Querido Enrique
Reconocer que te fuiste del todo hace ya mismo siete años es restarle importancia a tu obra. Tu escuela está viva, los jóvenes beben en la fuente de Enrique Morente y ellos se van a encargar de que seas inmortal.
Hace tiempo que no sé nada de ti. Tardé dos o tres años en aceptar que te habías ido a ese lugar donde la diferencia no está en los hombres, sino en el frío mármol que los cubre. Todavía no estoy totalmente convencido de tu marcha, porque siempre pensé que serías inmortal. Lo eres, sin duda, pero, ¿te puedo ver, te puedo llamar, podemos quedar para tomar un mosto o un café? No. Eso es lo que me gustaría y, lamentablemente, es algo imposible, se crea en lo que se crea.
Tardé en descubrir al Morente más cantaor, el de los primeros años del profesional, cuando con treinta años había demostrado ya que era uno de los clásicos. Como a muchos jóvenes de mi generación, me enganchó Estrella, de su disco Despegando. ¡Y vaya si despegó! Yo estaba en un grupo de sevillanas de estos de barrio y cantábamos Estrella como una novedad del nuevo flamenco de finales de los setenta, una pieza musical que los puristas no consideraban flamenco.

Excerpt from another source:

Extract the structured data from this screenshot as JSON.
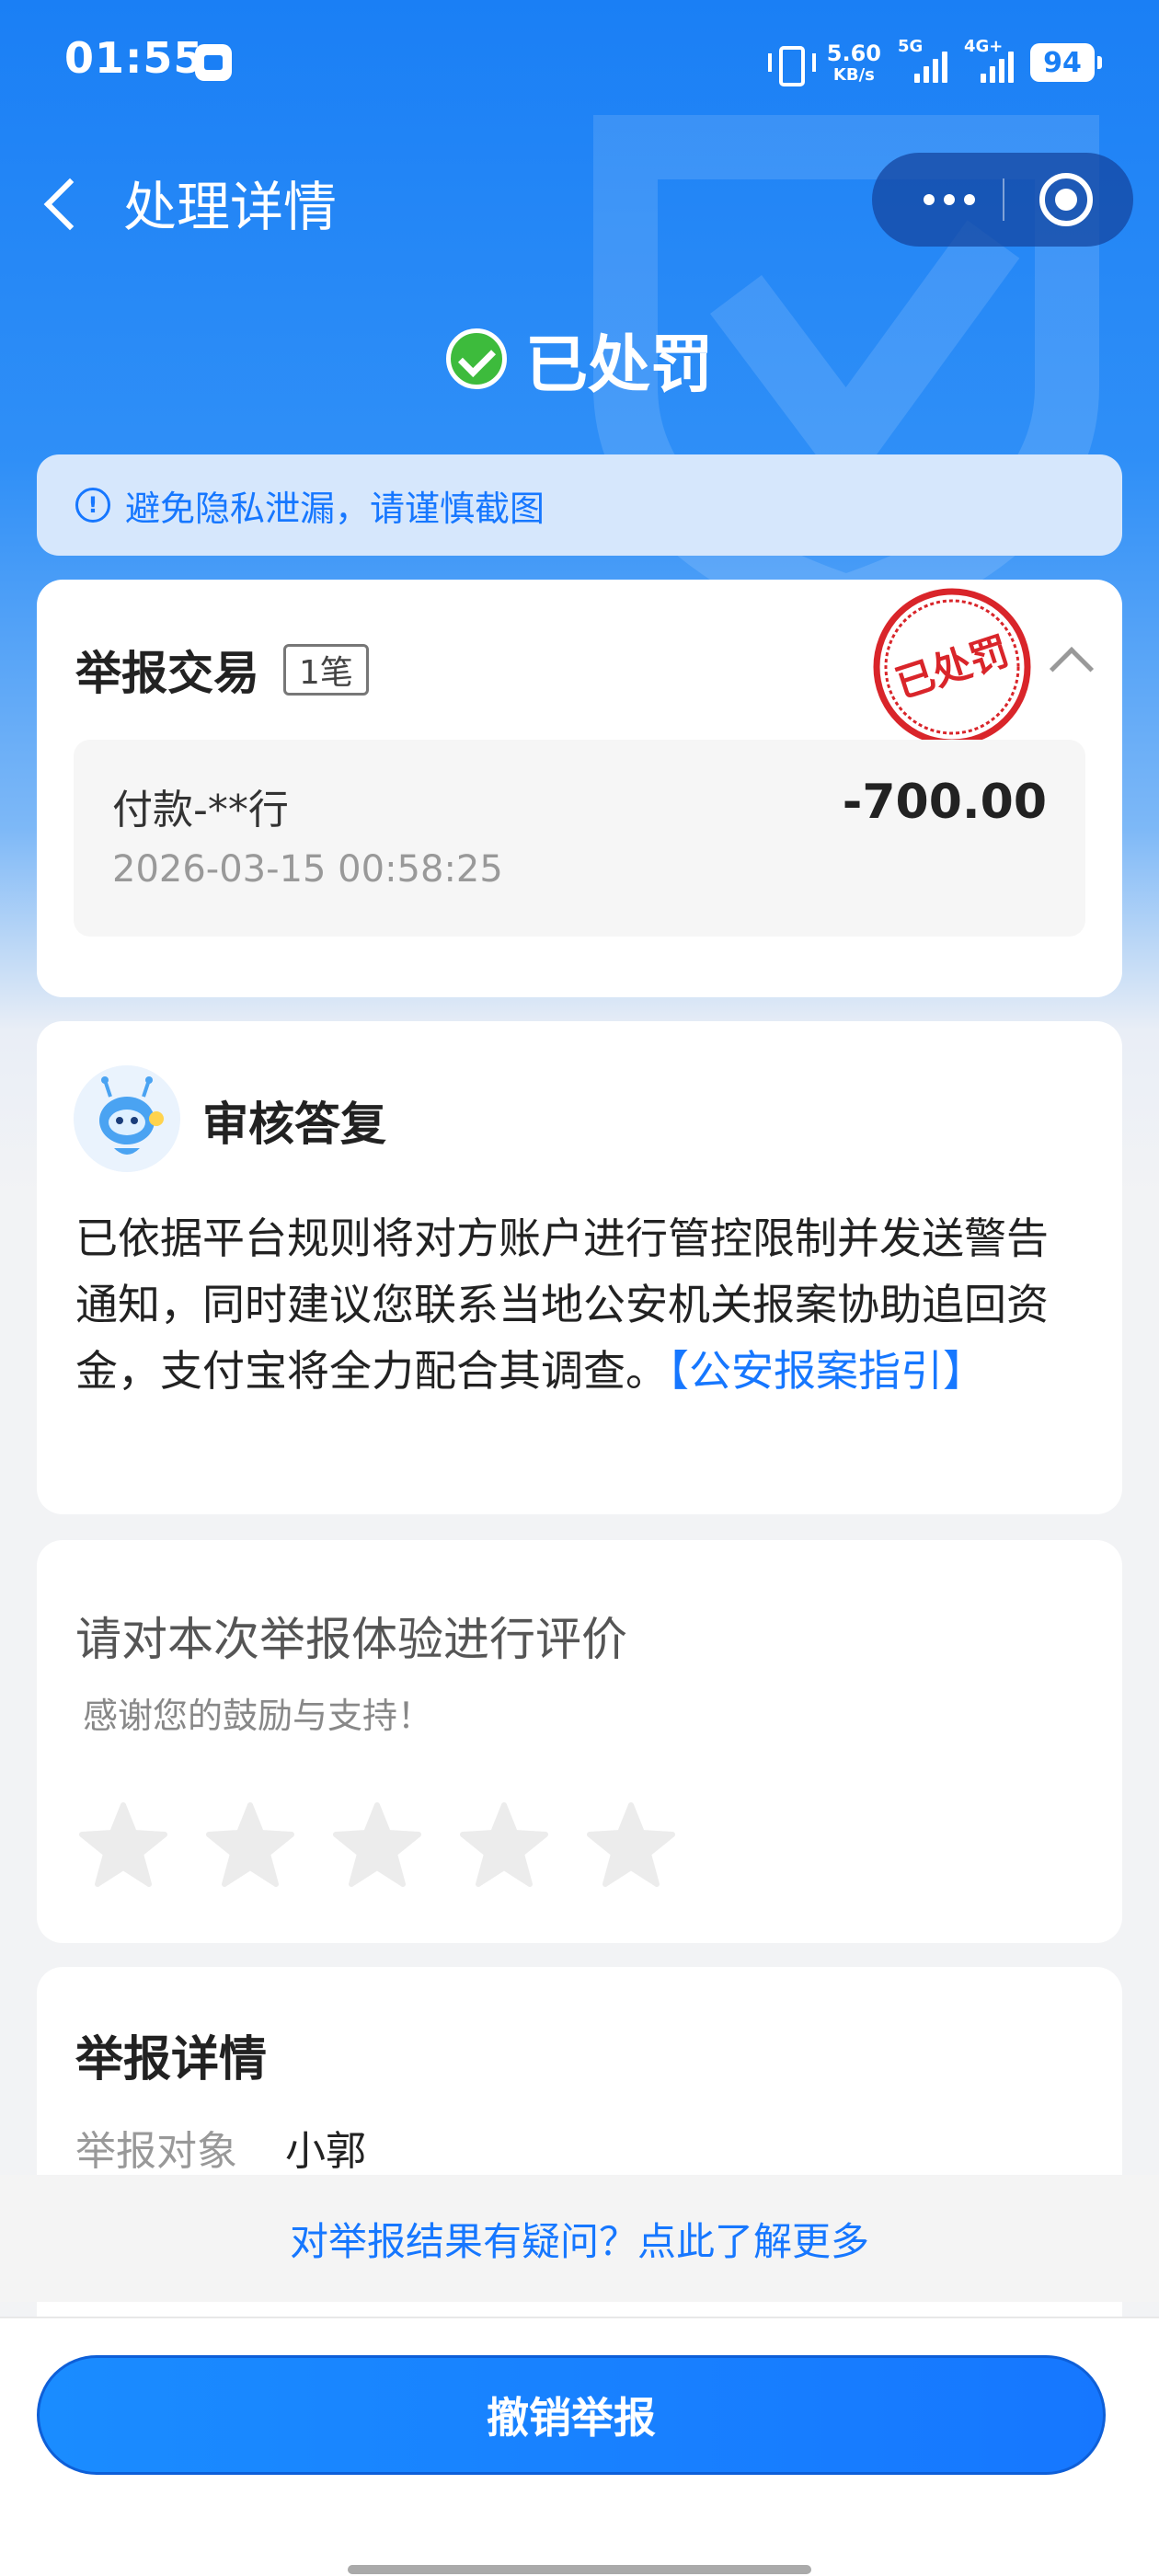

La primera vez que estreché la mano de Enrique fue en Madrid y me pareció saludar a un marciano. Estábamos en la entrada de un hotel de la Gran Vía y, siendo todo en blanco y negro, lo veía en color. Esa noche comprendí que era un artista al que tenía que seguir hasta el fin del mundo, y así fue. Eras distinto a todos en todo, un cantaor clásico que andaba en la modernidad. Un caso raro, maestro.
Estuvimos toda la noche de copas por las salas de Madrid en compañía del pintor sevillano Antonio Badía, tu gran amigo. Me presentaste a las actrices María Asquerino y Pastora Vega, y al gran periodista José Luis Balbín, el de La Clave. Te respetaban de una manera que me interesó mucho, porque no te trataban como al típico flamenquito de ¡arza y toma!, sino como a alguien de la cultura comprometido con la situación política del momento y la música más vanguardista y seria de Europa, que era el flamenco de esos momentos, en los ochenta.
No voy a caer en lo que cayeron aquellos agoreros que aseguraban la muerte del cante cuando murieron Chacón, la Niña de los Peines, Marchena, Caracol o Mairena. El cante no se muere nunca, es imposible, porque se van unos cantaores y llegan otros. Y, además, dejan su legado cuando se mueren. Reconocer que te fuiste del todo hace ya mismo siete años es restarle importancia a tu obra. Tu escuela está viva, los jóvenes beben en tu fuente y ellos se van a encargar de que seas inmortal.
No puedo pensar en ti sin llorar, porque te echo de menos como no he echado jamás de menos a ningún cantaor. Ni siquiera me voy a esforzar en explicar cómo eras de verdad como cantaor y como persona. Único, algo que será difícil que se repita, maestro. Hoy he estado tomando mosto en Palomares del Río, uno de mis muchos pueblos, que tanto te gustaba. Y me he acordado de ti cuando he visto cómo un rayo de sol entraba por una ventana y alumbraba parte de una barrica.
Se te paraba el reloj cuando estabas en el Aljarafe, en Umbrete con nuestro común amigo El Tigre o en Bormujos con Pepe Girón. Incluso pensaste alguna vez en comprar una casita en esa zona para venir de vez en cuando a darte un baño de sol aljarafeño. Te fuiste antes de hacer realidad ese sueño.
Siete años ya de tu muerte, maestro, y parece que fue ayer. El día 13 estaré en Barcelona, en el estreno de tu Réquiem. Me apetece estar contigo, porque sé que aparecerás por allí. Si no vas, que sepas que lloraré. Ya está bien de perderse tanto, maestro.